As interesting as these stories are in “The Invaders,” this documentary doesn’t really reveal anything new. Some of the interviewees have talked about the same things in other media interviews before this documentary was made. John B. Smith also wrote a memoir titled “The 400th: From Slavery to Hip-Hop” (published in 2021), which covers many of the same things that are covered in the documentary.

“The Invaders” doesn’t go deep enough in taking a critical look at why a civil rights group such as the Invaders had very sexist attitudes in not letting women have leadership roles. Thornton (who was never a leader in the group) is the only woman interviewed in the documentary. The small percentage of female representation in this documentary is indicative of problems that the group had with sexism against women that the documentary completely ignores.
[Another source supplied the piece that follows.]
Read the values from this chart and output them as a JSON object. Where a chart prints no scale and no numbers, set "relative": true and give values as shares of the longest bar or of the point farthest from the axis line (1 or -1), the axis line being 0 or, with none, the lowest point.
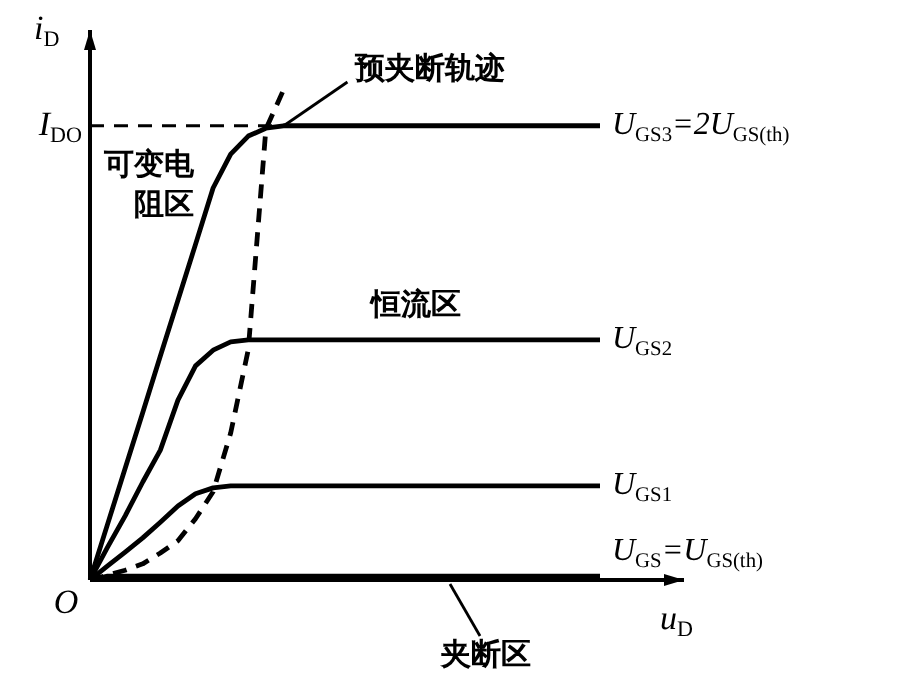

“The Invaders” also could have had perspectives from at least a few people who were involved in the civil rights movement in the late 1960s, but were not necessarily fans of the Invaders. The documentary seems to be a little too much of a praise fest for the Invaders and doesn’t offer any constructive criticism of the group, which eventually drifted apart and disbanded a few years after King’s assassination. Even with these flaws, “The Invaders” documentary is worth watching for history enthusiasts or anyone interested in a getting an inside story of an African American activist group that has often been relegated to being a footnote in U.S. civil rights history.

1091 Pictures released “The Invaders” on digital and VOD on November 1, 2022.